Logging is the other half of the story. I review Entra sign-in logs, SharePoint and OneDrive audit events, DLP alerts, and policy hits. Report-only mode is helpful before rollout, but it is not lasting evidence of enforcement. I want screenshots, exportable logs, test cases, and review records.

If a control cannot be explained, tested, and shown to an assessor, it is weaker than it looks in the admin center.

Licensing also matters. Some advanced label and authentication-context features may require higher plans, so I verify current Microsoft capabilities before I promise a design.

A short checklist I use before I call the design ready

Before I sign off on unmanaged access to SharePoint or OneDrive, I run a short validation list.

• I confirm whether CUI is allowed on any unmanaged or personal device path at all.
• I separate CUI sites, libraries, or user populations from general collaboration spaces.
• I require MFA and create Conditional Access rules for SharePoint Online and OneDrive.
• I decide whether unmanaged devices are blocked outright or limited to browser-only access.
• I block download, sync, and print for unmanaged sessions where limited access is allowed.
• I require compliant managed devices for full access to CUI content.
• I apply sensitivity labels and DLP where CUI needs stronger handling.
• I turn on logging, review alerts, and keep evidence of regular control checks.
• I test the design with managed devices, unmanaged devices, guests, and break-glass exclusions.
• I compare every setting against the SSP, policies, enclave boundary, and likely assessor questions.

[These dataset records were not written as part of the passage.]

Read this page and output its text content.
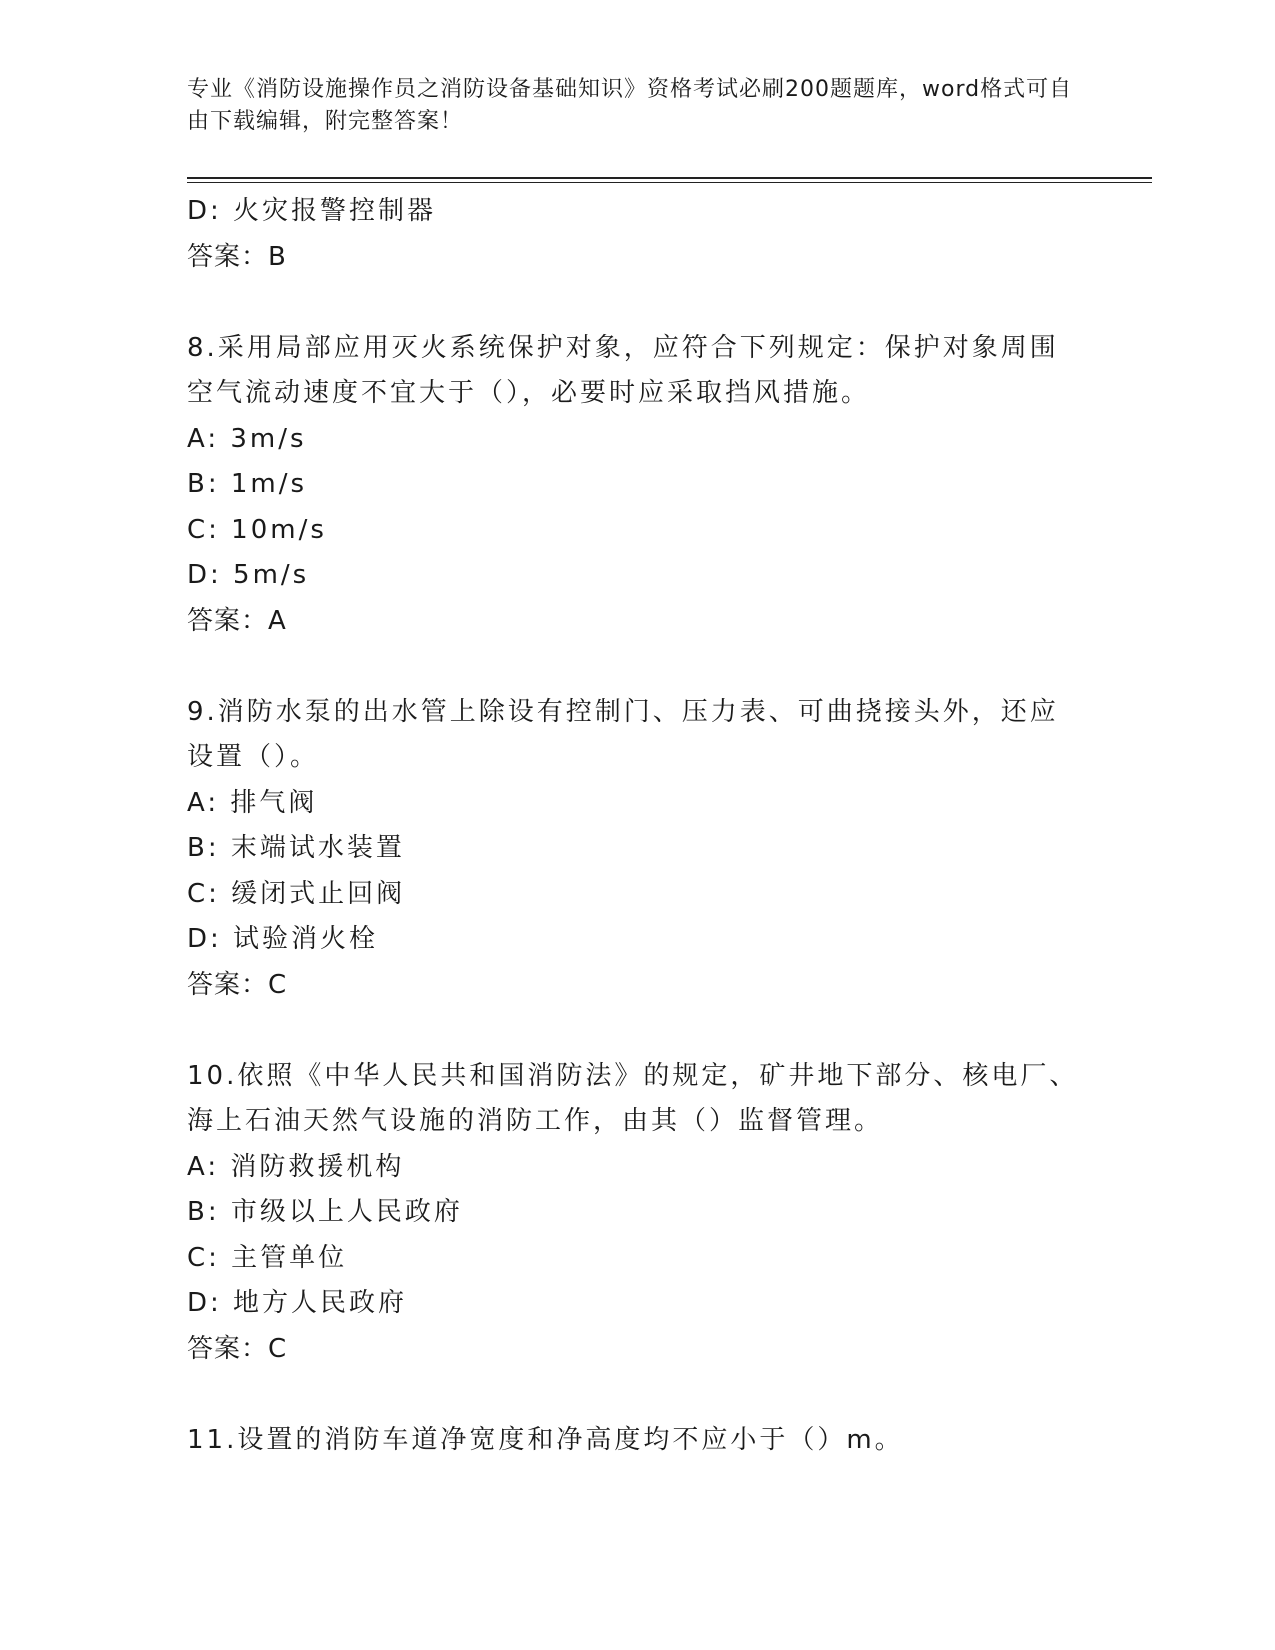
专业《消防设施操作员之消防设备基础知识》资格考试必刷200题题库，word格式可自由下载编辑，附完整答案！
D: 火灾报警控制器
答案：B
8.采用局部应用灭火系统保护对象，应符合下列规定：保护对象周围
空气流动速度不宜大于（），必要时应采取挡风措施。
A: 3m/s
B: 1m/s
C: 10m/s
D: 5m/s
答案：A
9.消防水泵的出水管上除设有控制门、压力表、可曲挠接头外，还应
设置（）。
A: 排气阀
B: 末端试水装置
C: 缓闭式止回阀
D: 试验消火栓
答案：C
10.依照《中华人民共和国消防法》的规定，矿井地下部分、核电厂、
海上石油天然气设施的消防工作，由其（）监督管理。
A: 消防救援机构
B: 市级以上人民政府
C: 主管单位
D: 地方人民政府
答案：C
11.设置的消防车道净宽度和净高度均不应小于（）m。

That last step is the one people rush past. I don’t.

Conclusion

Unmanaged access to SharePoint and OneDrive is not a yes-or-no question under Level 2. It is a design choice that has to match your CUI boundary, your policies, and your evidence.

When I get this right, personal devices stop being a blind spot. They become either blocked, tightly limited, or fully governed under a documented model that an assessor can follow from policy to control to log.